The Indonesia Programme at RSIS organised a panel webinar titled “TNI Beyond 2024: Between Reform, Modernisation, and Regional Security Challenges” on 1 October 2020. The key speakers were Major General Dr Rodon Pedrason, Director-General of Defence Strategy of the Ministry of Defence of the Republic of Indonesia, and Dr Shiskha Prabawaningtyas, Director of the Graduate School of Diplomacy of Paramadina University. The panel discussion was moderated by Assoc Prof Leonard Sebastian, Coordinator of the Indonesia Programme.

In 2010, Indonesia embarked on an exercise to modernise the Indonesian Armed Forces (or Tentara Nasional Indonesia (TNI)) under the Minimum Essential Force (MEF) programme. Indonesia’s military reform in the late 1990s had laid the foundation for this modernisation effort, which is expected to equip the TNI as a full-fledged professional military capable of effectively counteracting both traditional and non-traditional security challenges by 2024.
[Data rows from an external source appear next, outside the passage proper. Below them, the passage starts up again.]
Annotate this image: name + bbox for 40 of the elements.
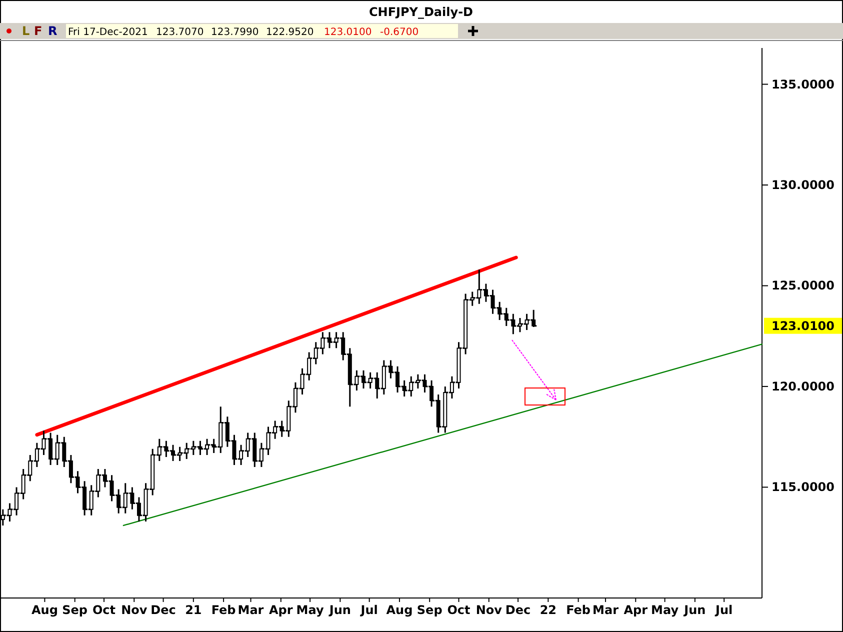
x-tick-label: May	[296, 603, 324, 617]
text: 123.0100	[771, 318, 835, 333]
y-tick-label: 130.0000	[771, 178, 835, 192]
text: 122.9520	[266, 27, 314, 38]
y-tick-label: 125.0000	[771, 278, 835, 293]
x-tick-label: 22	[540, 603, 557, 617]
text: 123.7070	[156, 27, 204, 38]
text: 123.7990	[211, 27, 259, 38]
x-tick-label: Sep	[62, 603, 88, 617]
x-tick-label: Oct	[447, 603, 471, 617]
x-tick-label: Mar	[238, 603, 264, 617]
x-tick-label: Feb	[566, 603, 591, 617]
x-tick-label: Sep	[416, 603, 443, 617]
x-tick-label: Aug	[386, 603, 413, 617]
x-tick-label: Mar	[592, 603, 619, 617]
y-tick-label: 115.0000	[771, 480, 835, 494]
x-tick-label: Aug	[32, 603, 58, 617]
x-tick-label: Jul	[360, 603, 378, 617]
y-tick-label: 135.0000	[771, 77, 835, 92]
y-tick-label: 120.0000	[771, 379, 835, 394]
text: R	[48, 24, 58, 38]
x-tick-label: Jun	[328, 603, 351, 617]
x-tick-label: Oct	[92, 603, 116, 617]
x-tick-label: Jun	[683, 603, 706, 617]
x-tick-label: Apr	[624, 603, 648, 617]
x-tick-label: Nov	[476, 603, 502, 617]
chart-title: CHFJPY_Daily-D	[368, 5, 474, 19]
x-tick-label: 21	[185, 603, 202, 617]
x-tick-label: Apr	[268, 603, 293, 617]
x-tick-label: Dec	[505, 603, 531, 617]
text: -0.6700	[380, 27, 419, 38]
x-tick-label: Dec	[150, 603, 176, 617]
x-tick-label: May	[651, 603, 679, 617]
x-tick-label: Nov	[121, 603, 148, 617]
text: 123.0100	[324, 27, 372, 38]
x-tick-label: Jul	[714, 603, 733, 617]
x-tick-label: Feb	[211, 603, 236, 617]
text: Fri 17-Dec-2021	[68, 27, 148, 38]
text: L	[22, 24, 30, 38]
text: F	[34, 24, 42, 38]
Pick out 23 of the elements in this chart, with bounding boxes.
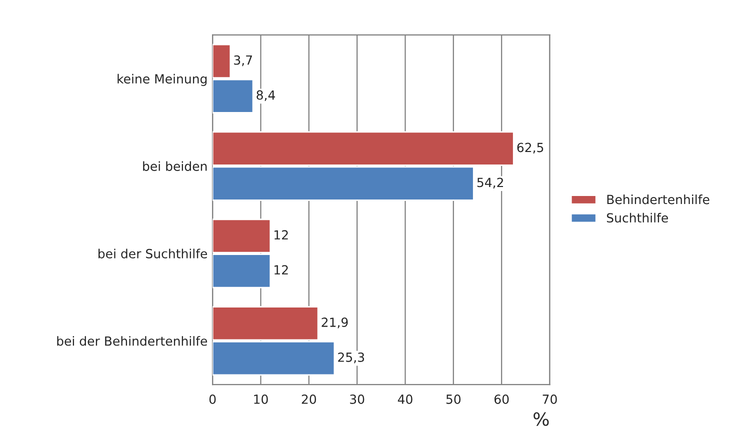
y-tick-label: bei beiden (143, 161, 207, 171)
legend-label: Suchthilfe (606, 212, 668, 223)
data-label: 12 (274, 265, 288, 274)
y-tick-label: bei der Behindertenhilfe (57, 336, 208, 346)
legend-label: Behindertenhilfe (607, 194, 710, 204)
data-label: 3,7 (234, 55, 252, 66)
x-tick-label: 40 (398, 394, 412, 404)
data-label: 25,3 (338, 352, 364, 364)
x-tick-label: 20 (302, 394, 316, 404)
data-label: 8,4 (256, 90, 275, 102)
x-tick-label: 50 (446, 394, 461, 404)
x-tick-label: 60 (494, 394, 509, 404)
y-tick-label: bei der Suchthilfe (98, 248, 208, 258)
x-tick-label: 30 (350, 394, 364, 404)
x-tick-label: 70 (542, 394, 557, 404)
data-label: 12 (274, 230, 288, 240)
x-axis-title: % (534, 412, 549, 426)
data-label: 54,2 (477, 178, 503, 188)
x-tick-label: 0 (209, 394, 216, 404)
x-tick-label: 10 (254, 394, 268, 404)
y-tick-label: keine Meinung (118, 74, 207, 86)
data-label: 62,5 (517, 142, 544, 154)
data-label: 21,9 (322, 318, 348, 328)
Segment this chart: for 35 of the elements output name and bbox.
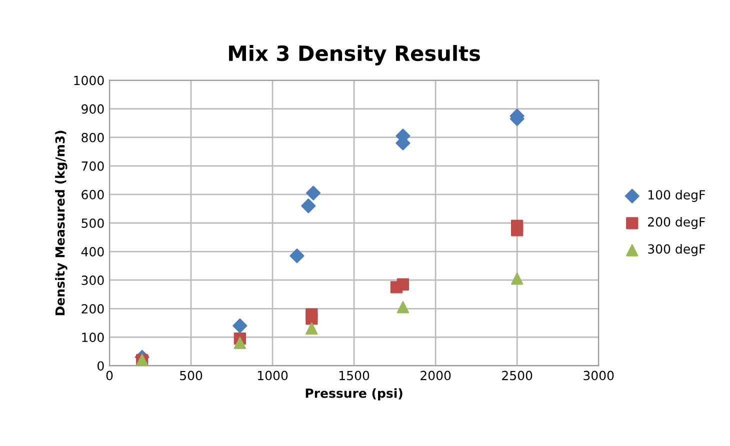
point — [396, 301, 410, 314]
x-tick-label: 1000 — [258, 370, 288, 380]
y-tick-label: 900 — [82, 104, 104, 114]
legend-label: 200 degF — [648, 216, 705, 230]
y-tick-label: 700 — [82, 161, 104, 171]
point — [290, 248, 304, 264]
y-tick-label: 400 — [81, 247, 104, 256]
y-tick-label: 100 — [82, 332, 104, 342]
x-tick-label: 3000 — [584, 370, 614, 380]
point — [511, 272, 524, 285]
point — [232, 318, 248, 334]
y-tick-label: 0 — [98, 361, 104, 371]
y-tick-label: 1000 — [74, 76, 104, 86]
point — [306, 186, 321, 200]
point — [396, 278, 410, 290]
x-tick-label: 2000 — [420, 370, 451, 380]
y-tick-label: 800 — [82, 132, 104, 142]
point — [234, 336, 246, 349]
x-tick-label: 0 — [106, 370, 113, 380]
point — [306, 322, 318, 335]
x-tick-label: 1500 — [340, 370, 370, 380]
point — [301, 198, 316, 214]
y-tick-label: 600 — [82, 190, 104, 200]
legend-label: 100 degF — [648, 190, 705, 202]
chart-title: Mix 3 Density Results — [229, 45, 480, 66]
x-tick-label: 500 — [180, 370, 202, 380]
point — [306, 312, 318, 325]
point — [511, 224, 524, 236]
x-tick-label: 2500 — [502, 370, 532, 380]
y-tick-label: 200 — [82, 304, 104, 314]
y-tick-label: 300 — [82, 276, 104, 286]
y-axis-title: Density Measured (kg/m3) — [55, 130, 68, 316]
x-axis-title: Pressure (psi) — [306, 388, 402, 400]
y-tick-label: 500 — [82, 218, 104, 228]
legend-label: 300 degF — [648, 244, 705, 256]
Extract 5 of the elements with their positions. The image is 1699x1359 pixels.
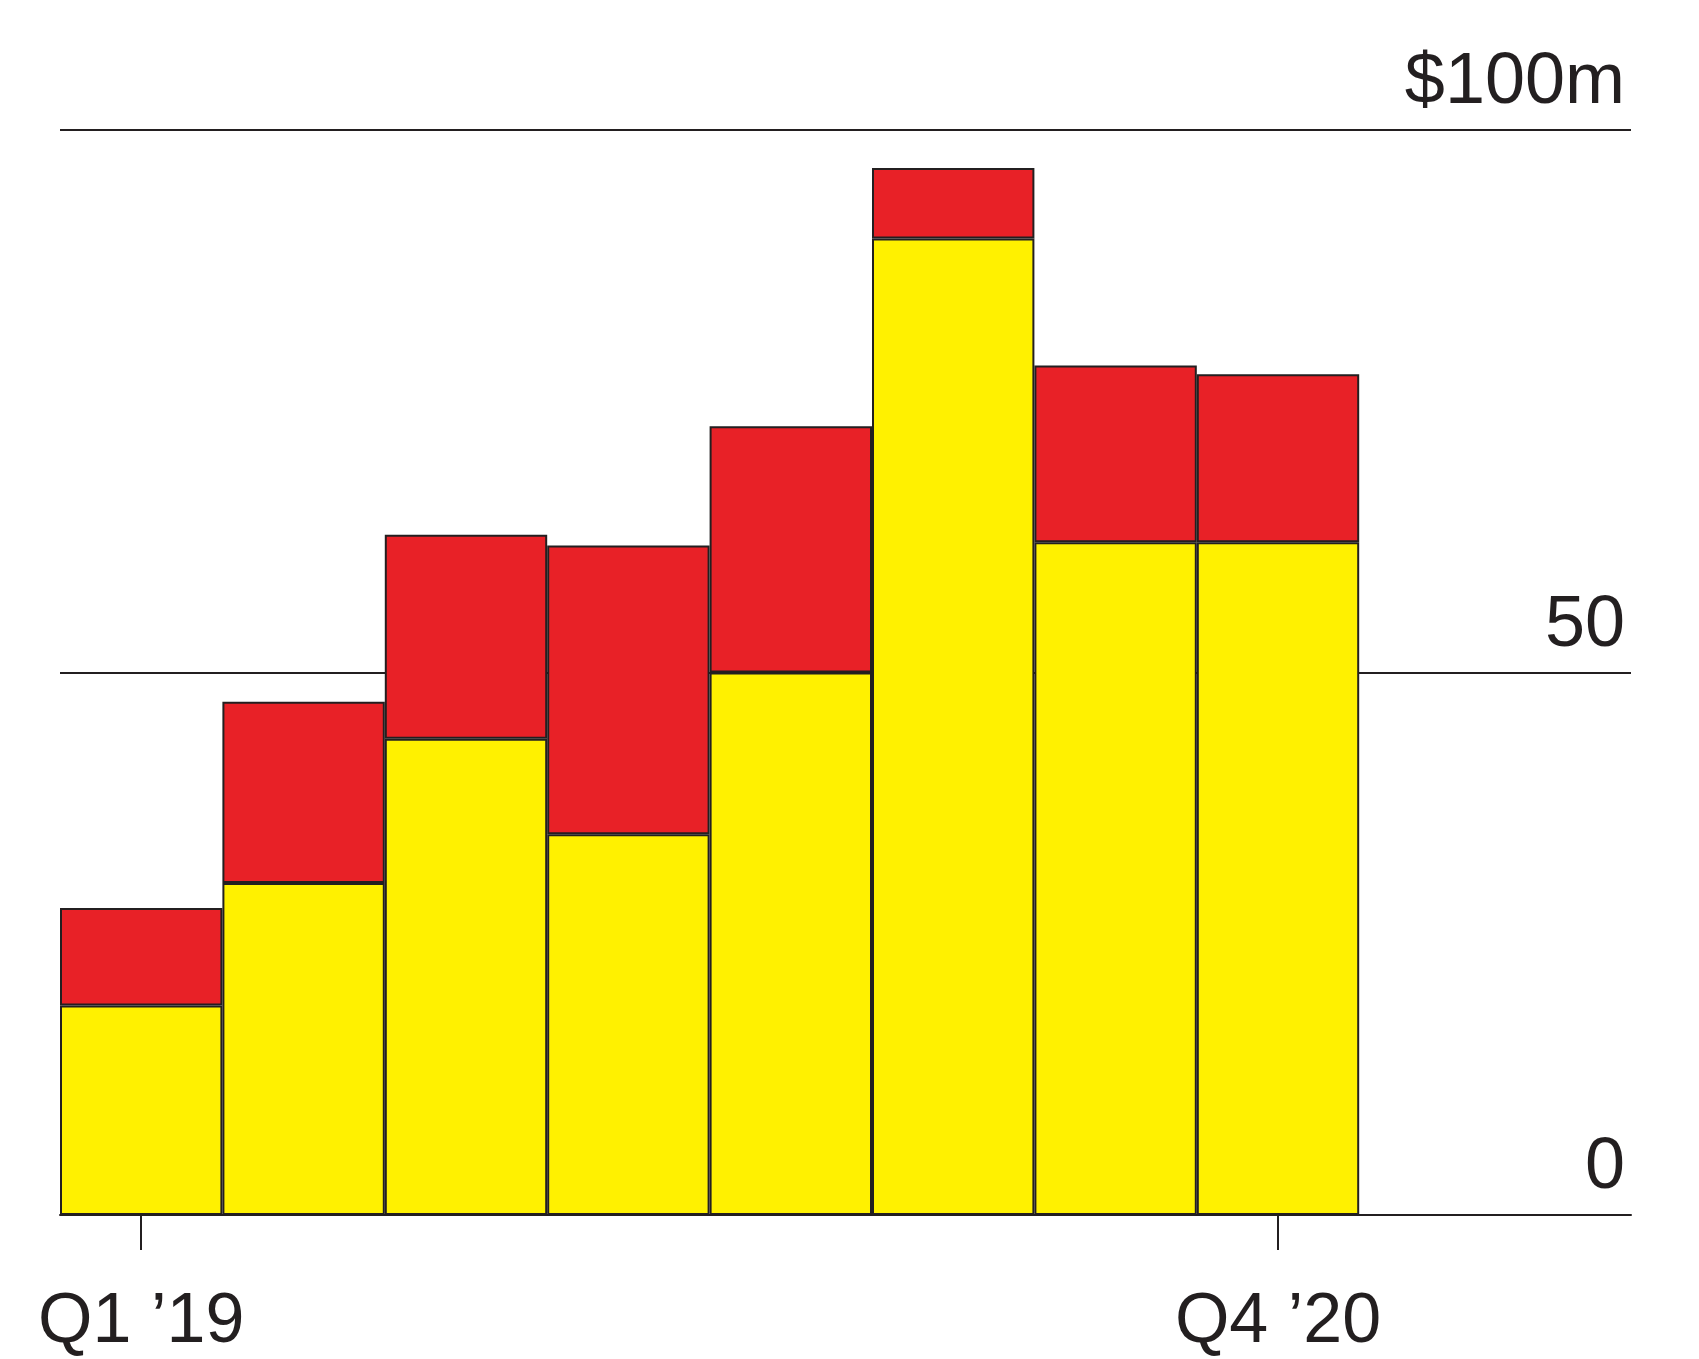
y-tick-label: 0	[1584, 1123, 1625, 1203]
x-tick-label: Q1 ’19	[38, 1279, 245, 1357]
y-tick-label: $100m	[1404, 38, 1625, 118]
y-tick-label: 50	[1544, 580, 1625, 661]
x-tick-label: Q4 ’20	[1174, 1279, 1382, 1357]
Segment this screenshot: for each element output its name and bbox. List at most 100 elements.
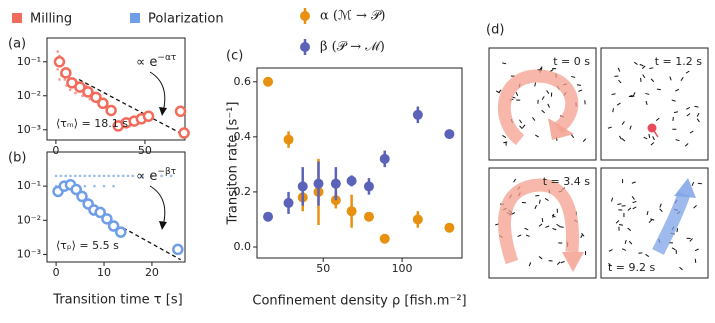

The aspiration to modernise is coupled with the need to establish an adequate strategic industrial base and enhance Indonesia’s defence diplomacy efforts. In enabling the TNI to function effectively, Indonesia has adopted a two-pronged approach: by procuring defence platforms/weapon systems to develop essential capabilities, as well as fulfilling the welfare of its military personnel.

The Ministry of Defence will continue with the TNI’s modernisation a its future roadmap post-MEF, tentatively dubbed “Essential Force”. The plan comprises three clusters: for capability development of the main military components (TNI), technology development, and the development of defence assets. These clusters consist of dozens of derivative priorities, including developing a robust battlefield aviation capability, amphibious operation capabilities, an integrated air defence system, and joint special operation capabilities, among others.

One of the monumental challenges facing Indonesia’s defence modernisation is financial support. Indonesia would have to significantly increase its defence spending for the long run and establish a fundamentally different way of distributing its limited financial resources to sustain both current and future defence modernisation programmes.